Like a tired boxer at the Olympic Games, the reputation of psychological science has just taken another punch to the gut. After a series of fraud scandals in social psychology and a US survey that revealed the widespread use of questionable research practices, a paper published this month finds that an unusually large number of psychology findings are reported as “just significant” in statistical terms.
The pattern of results could be indicative of dubious research practices, in which researchers nudge their results towards significance, for example by excluding troublesome outliers or adding new participants. Or it could reflect a selective publication bias in the discipline – an obsession with reporting results that have the magic stamp of statistical significance. Most likely it reflects a combination of both these influences. On a positive note, psychology, perhaps more than any other branch of science, is showing an admirable desire and ability to police itself and to raise its own standards.
E. J. Masicampo at Wake Forest University, USA, and David Lalande at Université du Québec à Chicoutimi, analysed 12 months of issues, July 2007 – August 2008, from three highly regarded psychology journals – the Journal of Experimental Psychology: General; Journal of Personality and Social Psychology; and Psychological Science.
In psychology, a common practice is to determine how probable (p) it is that the observed results in a study could have been obtained if the null hypothesis were true (the null hypothesis usually being that the treatment or intervention has no effect). The convention is to consider a probability of less than five per cent (p < .05) as an indication that the treatment or intervention really did have an influence; the null hypothesis can be rejected (this procedure is known as null hypothesis significance testing).
From the 36 journal issues Masicampo and Lalande identified 3,627 reported p values between .01 to .10 and their method was to see how evenly the p values were spread across that range (only studies that reported a precise figure were included). To avoid a bias in their approach, they counted the number of p values falling into “buckets” of different size, either .01, .005, .0025 or .00125 across the range.
The spread of p values between .01 and .10 followed an exponential curve – from .10 to .01 the number of p values increased gradually. But here’s the key finding – there was a glaring bump in the distribution between .045 and .050. The number of p values falling in this range was “much greater” than you’d expect based on the frequency of p values falling elsewhere in the distribution. In other words, an uncanny abundance of reported results just sneaked into the region of statistical significance.
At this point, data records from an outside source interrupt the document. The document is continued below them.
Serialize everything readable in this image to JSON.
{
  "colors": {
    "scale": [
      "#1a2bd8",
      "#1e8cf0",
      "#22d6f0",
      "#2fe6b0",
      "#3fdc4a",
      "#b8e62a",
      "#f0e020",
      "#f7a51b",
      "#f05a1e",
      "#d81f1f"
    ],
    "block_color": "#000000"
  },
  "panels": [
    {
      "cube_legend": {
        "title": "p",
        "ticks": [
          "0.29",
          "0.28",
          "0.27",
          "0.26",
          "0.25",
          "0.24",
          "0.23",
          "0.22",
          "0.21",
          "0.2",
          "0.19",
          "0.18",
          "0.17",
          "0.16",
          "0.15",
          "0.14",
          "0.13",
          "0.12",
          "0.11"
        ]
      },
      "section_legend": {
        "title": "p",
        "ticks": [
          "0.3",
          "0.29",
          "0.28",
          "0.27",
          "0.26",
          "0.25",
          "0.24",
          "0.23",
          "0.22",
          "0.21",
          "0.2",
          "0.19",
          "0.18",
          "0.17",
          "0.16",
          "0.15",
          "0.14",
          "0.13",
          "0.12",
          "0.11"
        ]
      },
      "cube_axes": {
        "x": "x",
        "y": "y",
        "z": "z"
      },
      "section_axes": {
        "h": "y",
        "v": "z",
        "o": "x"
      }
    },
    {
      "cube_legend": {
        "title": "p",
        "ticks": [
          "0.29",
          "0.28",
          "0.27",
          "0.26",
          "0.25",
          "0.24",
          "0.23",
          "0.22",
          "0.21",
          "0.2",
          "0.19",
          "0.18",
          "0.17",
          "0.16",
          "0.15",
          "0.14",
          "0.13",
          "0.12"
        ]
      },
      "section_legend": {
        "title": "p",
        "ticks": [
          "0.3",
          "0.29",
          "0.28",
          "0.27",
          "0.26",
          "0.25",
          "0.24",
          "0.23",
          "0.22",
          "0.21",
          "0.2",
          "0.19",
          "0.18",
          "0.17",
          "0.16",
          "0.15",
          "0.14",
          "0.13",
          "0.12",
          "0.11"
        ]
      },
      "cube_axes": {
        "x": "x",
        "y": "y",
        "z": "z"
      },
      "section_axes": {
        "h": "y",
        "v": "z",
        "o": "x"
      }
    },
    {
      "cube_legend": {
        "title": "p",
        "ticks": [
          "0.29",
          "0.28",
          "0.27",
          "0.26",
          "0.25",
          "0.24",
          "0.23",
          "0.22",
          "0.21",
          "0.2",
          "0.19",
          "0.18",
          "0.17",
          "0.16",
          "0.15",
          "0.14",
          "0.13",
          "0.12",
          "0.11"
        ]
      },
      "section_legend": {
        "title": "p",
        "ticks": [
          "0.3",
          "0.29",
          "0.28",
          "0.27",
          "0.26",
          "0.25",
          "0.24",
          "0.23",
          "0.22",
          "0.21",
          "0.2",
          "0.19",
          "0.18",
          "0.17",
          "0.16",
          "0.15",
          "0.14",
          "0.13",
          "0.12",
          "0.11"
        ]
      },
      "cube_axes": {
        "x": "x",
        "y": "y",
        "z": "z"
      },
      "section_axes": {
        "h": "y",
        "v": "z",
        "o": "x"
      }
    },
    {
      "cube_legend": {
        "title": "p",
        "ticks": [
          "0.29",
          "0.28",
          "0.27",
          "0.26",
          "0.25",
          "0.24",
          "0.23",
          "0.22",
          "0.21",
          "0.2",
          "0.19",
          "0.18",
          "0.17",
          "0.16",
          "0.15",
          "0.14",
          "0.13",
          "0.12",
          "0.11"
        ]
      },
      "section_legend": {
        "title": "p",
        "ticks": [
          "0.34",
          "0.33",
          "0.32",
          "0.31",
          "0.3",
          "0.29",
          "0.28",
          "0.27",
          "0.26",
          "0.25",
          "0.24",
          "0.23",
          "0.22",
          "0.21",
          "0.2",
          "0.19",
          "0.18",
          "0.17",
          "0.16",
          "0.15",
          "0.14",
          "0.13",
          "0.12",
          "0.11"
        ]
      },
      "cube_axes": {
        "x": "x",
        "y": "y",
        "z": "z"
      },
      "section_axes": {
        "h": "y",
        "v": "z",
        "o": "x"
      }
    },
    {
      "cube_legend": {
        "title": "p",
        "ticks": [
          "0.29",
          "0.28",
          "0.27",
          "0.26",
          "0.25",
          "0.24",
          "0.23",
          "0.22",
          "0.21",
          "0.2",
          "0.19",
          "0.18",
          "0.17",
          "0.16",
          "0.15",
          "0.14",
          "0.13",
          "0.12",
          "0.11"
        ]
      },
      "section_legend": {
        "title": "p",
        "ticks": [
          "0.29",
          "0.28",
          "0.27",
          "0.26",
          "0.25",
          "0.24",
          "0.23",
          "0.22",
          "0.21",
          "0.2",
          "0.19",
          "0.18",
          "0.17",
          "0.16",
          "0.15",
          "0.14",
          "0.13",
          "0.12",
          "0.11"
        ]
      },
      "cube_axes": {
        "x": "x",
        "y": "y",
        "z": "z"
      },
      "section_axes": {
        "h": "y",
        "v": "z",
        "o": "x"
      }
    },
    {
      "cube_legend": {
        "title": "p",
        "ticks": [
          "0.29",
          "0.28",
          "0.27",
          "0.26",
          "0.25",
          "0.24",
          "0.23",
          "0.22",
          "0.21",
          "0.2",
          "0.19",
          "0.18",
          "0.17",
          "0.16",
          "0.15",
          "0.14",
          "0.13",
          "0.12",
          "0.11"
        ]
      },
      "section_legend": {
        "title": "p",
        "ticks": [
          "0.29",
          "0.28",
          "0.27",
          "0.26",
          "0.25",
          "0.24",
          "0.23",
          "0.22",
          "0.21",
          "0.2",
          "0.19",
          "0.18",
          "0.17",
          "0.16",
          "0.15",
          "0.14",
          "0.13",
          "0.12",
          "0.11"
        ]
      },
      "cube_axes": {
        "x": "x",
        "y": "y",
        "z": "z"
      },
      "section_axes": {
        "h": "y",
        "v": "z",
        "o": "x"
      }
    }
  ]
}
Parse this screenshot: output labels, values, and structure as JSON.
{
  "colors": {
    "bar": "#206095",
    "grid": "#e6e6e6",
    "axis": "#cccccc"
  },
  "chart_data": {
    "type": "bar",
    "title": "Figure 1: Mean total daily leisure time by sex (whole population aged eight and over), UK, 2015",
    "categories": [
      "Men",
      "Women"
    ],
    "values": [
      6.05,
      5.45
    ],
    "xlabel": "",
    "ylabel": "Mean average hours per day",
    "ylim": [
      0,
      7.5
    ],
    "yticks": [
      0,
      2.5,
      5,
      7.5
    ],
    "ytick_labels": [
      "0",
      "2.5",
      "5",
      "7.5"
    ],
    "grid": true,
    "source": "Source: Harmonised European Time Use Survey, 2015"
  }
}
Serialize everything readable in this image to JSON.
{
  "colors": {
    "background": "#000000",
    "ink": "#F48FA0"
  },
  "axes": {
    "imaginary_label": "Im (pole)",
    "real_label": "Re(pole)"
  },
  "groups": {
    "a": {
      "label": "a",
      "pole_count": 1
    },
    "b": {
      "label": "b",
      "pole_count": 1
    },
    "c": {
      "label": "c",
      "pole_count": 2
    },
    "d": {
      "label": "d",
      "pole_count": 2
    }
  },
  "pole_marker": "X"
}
“Biases linked to achieving statistical significance appear to have a measurable impact on the research publication process,” the researchers said.
The same general pattern was found regardless of whether Masicampo and Lalande analysed results from just one journal or all of them together, and mostly regardless of the size of the distribution buckets they looked at. Of course, there’s a chance the intent behind their investigations could have biased their analyses in some way. To check this, a research assistant completely blind to the study aims analysed p values from one of the journals – the same result was found.
Masicampo and Lalande said their findings pointed to the need to educate researchers about the proper interpretation of null hypothesis significance testing and the value of alternative approaches, such as reporting effect sizes and confidence intervals. ” … [T]he field may benefit from practices aimed at counteracting the single-minded drive toward achieving statistical significance,” they said.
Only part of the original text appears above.